L’objectif de cette expérimentation est de faire fusionner des variantes (isotopes) de l’hydrogène : le deutérium et le tritium. Mais pour cela il faut une température proche des 150 millions de degrés. Pour arriver à une telle température, les Russes ont trouvé une solution fondée sur les champs magnétiques : le tokamak. Cet instrument est le cœur du projet ITER, c’est dans celui-ci qu’aura lieu la fusion nucléaire. Cette chambre de confinement magnétique, au sein de laquelle doit se produire la réaction de fusion nucléaire, est aussi grande que l’Arc de triomphe du haut de ses 60 mètres, et pèse trois fois la tour Eiffel avec 23.000 tonnes. Ce bâtiment, financé à hauteur de 1,5 milliard d’euros par l’Union Européenne, « devrait être livré en 2018 et l’ensemble des 39 bâtiments à l’horizon 2022 » selon Laurent Schmieder, le responsable du génie civil.

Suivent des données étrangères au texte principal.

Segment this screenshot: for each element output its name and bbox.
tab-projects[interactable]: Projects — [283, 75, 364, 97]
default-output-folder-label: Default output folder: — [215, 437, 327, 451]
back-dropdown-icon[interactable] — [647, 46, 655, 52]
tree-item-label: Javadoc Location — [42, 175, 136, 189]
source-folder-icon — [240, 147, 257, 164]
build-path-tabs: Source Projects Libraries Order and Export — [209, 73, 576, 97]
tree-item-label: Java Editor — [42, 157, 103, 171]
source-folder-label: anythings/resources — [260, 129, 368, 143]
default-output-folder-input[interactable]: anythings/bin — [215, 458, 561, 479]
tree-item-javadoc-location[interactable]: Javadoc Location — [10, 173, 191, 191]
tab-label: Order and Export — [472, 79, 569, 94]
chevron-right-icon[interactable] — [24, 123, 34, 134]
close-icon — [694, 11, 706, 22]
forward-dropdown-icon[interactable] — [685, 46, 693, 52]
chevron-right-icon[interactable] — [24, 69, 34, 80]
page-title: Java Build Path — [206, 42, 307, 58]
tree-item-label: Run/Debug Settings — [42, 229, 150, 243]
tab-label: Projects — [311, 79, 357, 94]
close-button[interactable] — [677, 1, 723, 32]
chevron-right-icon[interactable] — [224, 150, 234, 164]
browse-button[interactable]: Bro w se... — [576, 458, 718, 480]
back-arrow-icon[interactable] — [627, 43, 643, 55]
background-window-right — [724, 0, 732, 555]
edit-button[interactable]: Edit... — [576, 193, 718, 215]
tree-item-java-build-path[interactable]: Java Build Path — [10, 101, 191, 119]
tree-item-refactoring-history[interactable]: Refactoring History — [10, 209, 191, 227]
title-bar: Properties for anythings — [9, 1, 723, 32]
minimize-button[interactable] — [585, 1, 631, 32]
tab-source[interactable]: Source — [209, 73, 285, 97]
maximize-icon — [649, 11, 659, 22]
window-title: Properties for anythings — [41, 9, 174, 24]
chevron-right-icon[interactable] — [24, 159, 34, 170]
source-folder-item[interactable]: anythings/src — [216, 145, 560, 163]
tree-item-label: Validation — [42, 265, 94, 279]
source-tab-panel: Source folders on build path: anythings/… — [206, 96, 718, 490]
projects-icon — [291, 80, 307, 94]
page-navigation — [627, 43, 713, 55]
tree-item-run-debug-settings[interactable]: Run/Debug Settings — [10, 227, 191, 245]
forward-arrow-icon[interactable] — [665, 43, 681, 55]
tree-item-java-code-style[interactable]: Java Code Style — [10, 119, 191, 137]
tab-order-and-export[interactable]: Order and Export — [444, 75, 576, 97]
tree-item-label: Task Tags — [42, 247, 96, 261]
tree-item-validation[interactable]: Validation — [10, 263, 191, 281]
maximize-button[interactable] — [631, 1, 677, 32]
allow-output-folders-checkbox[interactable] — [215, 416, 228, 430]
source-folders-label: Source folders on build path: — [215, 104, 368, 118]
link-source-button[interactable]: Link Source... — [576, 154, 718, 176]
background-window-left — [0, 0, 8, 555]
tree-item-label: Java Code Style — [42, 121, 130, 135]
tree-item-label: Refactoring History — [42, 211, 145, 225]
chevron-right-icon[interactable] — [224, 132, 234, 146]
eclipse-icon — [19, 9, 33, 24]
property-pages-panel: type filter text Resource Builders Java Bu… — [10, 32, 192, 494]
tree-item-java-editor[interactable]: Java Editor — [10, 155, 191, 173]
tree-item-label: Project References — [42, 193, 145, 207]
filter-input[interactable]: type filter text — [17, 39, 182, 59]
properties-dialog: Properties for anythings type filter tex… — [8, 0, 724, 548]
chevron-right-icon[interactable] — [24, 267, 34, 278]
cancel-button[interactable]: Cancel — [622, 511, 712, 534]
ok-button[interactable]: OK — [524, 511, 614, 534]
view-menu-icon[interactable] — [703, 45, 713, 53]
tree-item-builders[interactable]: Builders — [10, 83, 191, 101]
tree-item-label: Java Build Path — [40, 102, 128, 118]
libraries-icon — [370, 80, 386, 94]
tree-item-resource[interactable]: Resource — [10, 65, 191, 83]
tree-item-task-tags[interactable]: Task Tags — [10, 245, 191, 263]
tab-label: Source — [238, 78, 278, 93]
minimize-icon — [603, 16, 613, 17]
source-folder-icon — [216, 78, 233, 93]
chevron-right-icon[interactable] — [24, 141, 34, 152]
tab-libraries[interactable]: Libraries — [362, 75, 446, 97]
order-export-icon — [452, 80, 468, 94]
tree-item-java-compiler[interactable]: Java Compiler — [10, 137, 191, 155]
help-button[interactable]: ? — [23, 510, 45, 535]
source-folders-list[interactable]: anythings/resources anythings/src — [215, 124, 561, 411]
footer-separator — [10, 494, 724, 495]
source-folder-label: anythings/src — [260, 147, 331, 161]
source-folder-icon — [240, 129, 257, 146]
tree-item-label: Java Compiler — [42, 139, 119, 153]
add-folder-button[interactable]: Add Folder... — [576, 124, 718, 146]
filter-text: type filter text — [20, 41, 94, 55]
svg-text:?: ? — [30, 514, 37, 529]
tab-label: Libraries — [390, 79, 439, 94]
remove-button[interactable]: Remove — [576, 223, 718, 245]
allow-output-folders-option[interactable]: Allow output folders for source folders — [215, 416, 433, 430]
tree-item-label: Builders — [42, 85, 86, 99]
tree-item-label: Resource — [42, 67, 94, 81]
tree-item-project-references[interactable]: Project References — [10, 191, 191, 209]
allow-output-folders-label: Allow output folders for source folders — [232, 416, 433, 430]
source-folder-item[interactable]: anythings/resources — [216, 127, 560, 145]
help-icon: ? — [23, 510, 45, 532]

La collaboration internationale a l’avantage de partager le financement du projet entre les différents acteurs, mais néanmoins cette forme de partenariat est très complexe par son processus de direction et de prise de décision, ce qui ralentit fortement le projet. Alors qu’ITER devait être livré avant 2020, son nouveau dirigeant et ancien directeur du CEA (Commissariat à l’énergie atomique) M. Bigot affirme qu’ « il y a eu une période d’apprentissage. Aujourd’hui il y a une vraie prise de conscience de tous les partenaires qu’il faut une dimension managériale forte au projet». Les délais ne sont pas respectés et le budget non plus, ce qui poussent certains à pointer du doigt le projet ITER en le qualifiant de gouffre financier. Mais cette expérimentation, en plus de servir la science, sert l’économie puisqu’elle fait appel à plus de mille entreprises, ce qui pousse les dirigeants politiques à continuer ce projet en dépit des dépassements de délai et de budget. Le physicien Teller avait annoncé que la fusion n’aurait pas lieu durant le XXème siècle, il ne s’était pas trompé. Les responsables politiques et scientifiques actuels espèrent eux qu’elle aura lieu dans moins de dix ans.